At least until I ate the dinner provided at the staff meeting–Qdoba, cilantro–and my lips swelled up and I had break into a First Aid kit and drink a child’s Benadryl.

After, my boyfriend picked me up, because commuting by car is almost always faster than commuting by bus, and he’s nice like that. And when I got into the car, I noticed it smelled like LUSH and I had to make sure I didn’t step on a giant paper bag at my feet, but I pretended not to notice until he said something. Because it turned out that he’d gone shopping, too. So now I also had bath bombs, beer, baked goods, and tea.

So I took an hour-and-a-half long bath, complete with a Twilight bath bomb–Lush’s “gentle, reassuring hug for the bath,” drank a beer, and watched Autism in Love on Netflix.

Friday, May 6th:
I planned on writing Friday night. I really did.

But . . . it was hot as hell in my apartment when I got home because while the day’s high only reached 77, my apartment’s temperature reached 140. I decided I should wait for it to cool off some. And then I decided I should probably do laundry. And return my library books. And have a cold drink. And a phone a friend from back home and talk for an hour. And reorganize my closet. No, not just my closet. My dresser drawers.
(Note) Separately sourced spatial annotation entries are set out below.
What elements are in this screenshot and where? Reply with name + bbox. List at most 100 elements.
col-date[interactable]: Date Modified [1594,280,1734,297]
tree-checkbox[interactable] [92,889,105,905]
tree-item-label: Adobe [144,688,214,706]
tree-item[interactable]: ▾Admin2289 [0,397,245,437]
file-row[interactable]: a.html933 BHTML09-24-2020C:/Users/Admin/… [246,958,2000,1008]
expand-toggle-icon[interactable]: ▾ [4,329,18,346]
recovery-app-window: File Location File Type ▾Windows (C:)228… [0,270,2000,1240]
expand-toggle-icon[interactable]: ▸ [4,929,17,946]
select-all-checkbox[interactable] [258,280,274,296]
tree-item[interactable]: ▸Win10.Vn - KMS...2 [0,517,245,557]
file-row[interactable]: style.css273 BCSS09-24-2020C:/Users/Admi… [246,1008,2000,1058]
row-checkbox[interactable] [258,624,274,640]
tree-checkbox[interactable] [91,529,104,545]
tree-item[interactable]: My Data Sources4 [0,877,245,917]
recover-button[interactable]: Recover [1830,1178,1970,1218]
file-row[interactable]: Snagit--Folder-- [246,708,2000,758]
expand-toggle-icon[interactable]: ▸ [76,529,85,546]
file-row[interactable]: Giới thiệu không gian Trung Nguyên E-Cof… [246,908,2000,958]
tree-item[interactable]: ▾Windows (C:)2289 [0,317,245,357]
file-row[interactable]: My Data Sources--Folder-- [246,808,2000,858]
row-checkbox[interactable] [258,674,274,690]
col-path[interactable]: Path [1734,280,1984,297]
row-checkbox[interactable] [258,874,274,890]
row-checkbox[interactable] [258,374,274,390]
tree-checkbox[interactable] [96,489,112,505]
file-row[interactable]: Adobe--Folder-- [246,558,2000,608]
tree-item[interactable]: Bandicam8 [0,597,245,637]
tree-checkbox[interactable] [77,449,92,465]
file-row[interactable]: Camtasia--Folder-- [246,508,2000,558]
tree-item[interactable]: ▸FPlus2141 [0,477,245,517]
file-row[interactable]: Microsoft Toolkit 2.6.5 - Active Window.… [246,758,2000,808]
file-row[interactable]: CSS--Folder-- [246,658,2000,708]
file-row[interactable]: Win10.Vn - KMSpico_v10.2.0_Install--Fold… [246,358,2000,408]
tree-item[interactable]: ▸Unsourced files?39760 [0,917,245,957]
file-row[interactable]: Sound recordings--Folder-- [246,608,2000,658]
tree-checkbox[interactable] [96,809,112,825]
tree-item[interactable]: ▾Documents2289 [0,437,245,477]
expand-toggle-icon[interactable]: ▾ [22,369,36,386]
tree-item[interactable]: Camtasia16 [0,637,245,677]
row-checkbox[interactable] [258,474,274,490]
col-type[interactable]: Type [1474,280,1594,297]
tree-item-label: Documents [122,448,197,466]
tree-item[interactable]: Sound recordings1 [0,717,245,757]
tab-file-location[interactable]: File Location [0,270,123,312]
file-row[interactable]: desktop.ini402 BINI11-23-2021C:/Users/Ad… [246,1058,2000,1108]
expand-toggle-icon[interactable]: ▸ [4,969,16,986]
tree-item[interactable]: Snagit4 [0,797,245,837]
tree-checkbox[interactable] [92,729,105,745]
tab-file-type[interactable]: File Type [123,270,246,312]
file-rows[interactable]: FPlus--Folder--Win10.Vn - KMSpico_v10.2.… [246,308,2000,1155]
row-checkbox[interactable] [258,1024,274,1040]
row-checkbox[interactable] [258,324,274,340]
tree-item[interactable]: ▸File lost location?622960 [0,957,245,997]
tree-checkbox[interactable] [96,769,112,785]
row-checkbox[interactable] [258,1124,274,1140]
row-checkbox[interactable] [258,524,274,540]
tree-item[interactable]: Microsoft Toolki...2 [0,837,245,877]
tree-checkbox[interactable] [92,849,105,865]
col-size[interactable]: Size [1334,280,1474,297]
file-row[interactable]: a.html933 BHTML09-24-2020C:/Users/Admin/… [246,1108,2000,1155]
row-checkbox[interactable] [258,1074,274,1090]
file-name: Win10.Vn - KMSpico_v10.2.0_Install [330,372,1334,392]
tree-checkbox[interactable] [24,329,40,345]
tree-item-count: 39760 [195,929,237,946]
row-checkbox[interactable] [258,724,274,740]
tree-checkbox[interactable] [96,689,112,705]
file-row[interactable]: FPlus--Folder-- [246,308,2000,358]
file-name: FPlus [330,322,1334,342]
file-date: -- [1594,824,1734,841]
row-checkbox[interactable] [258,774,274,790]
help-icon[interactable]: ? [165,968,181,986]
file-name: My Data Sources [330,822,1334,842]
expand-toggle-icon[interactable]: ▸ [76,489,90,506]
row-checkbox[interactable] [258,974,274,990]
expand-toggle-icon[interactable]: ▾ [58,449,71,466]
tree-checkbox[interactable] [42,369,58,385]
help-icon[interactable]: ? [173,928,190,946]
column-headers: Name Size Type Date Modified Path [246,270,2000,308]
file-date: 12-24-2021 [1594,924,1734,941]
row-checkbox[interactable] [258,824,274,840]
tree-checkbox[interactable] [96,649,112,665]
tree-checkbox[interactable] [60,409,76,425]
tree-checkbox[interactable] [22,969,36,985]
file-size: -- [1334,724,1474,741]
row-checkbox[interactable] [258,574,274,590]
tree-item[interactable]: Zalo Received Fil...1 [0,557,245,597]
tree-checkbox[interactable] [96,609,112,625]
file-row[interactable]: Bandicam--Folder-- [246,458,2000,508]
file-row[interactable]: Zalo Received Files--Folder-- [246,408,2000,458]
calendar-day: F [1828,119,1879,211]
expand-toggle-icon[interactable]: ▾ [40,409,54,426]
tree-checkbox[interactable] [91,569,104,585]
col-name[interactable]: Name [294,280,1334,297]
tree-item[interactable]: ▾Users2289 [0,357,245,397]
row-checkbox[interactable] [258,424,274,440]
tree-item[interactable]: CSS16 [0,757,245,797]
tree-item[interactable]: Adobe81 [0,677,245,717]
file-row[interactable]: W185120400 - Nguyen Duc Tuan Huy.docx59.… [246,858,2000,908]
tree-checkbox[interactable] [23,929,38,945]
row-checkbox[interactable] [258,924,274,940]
Why should my sweaters take up residence in the top drawer when I won’t have reason to wear them again until November? So I emptied the entire contents of my dresser drawers onto my probably-bed-bug-free-bed and hit play on some Spotify playlist until I ran out of clothes to put away. And then I thought I ought to make some dinner, and what’s dinner without entertainment? So I put on an episode of The Secret Life of the American Teenager.

And that’s when I finally decided, fuck it, I’ll write tomorrow. (Which for the record, I did.)


No zero word count days this week! (Just one less-than-satisfactory word count day.)

April 28th: I have a good enough excuse: I graduated from therapy! After just twelve weeks, my progress graph shows clinically significant improvement. I celebrated with my boyfriend, beer, and a second-rate horror film starring Julianne Hough. Between my day job and the appointment, I managed to put my butt in chair and type out an acceptable paragraph. Progress is progress, right?

May 2nd: If I fail to make my word count tonight, it’s because my roommate took me to Trader Joe’s for the first time ever, poured me a glass of red wine (which I refilled three more times) and chased with chocolate coconut almonds while watching stand-up comedy (Louis C.K. is my boy). And I’m now about to go do Day 29 of 30 Days of Yoga even though I’m pretty sure I’m supposed to be on Day 28. Surprise, surprise! I’m no good at math.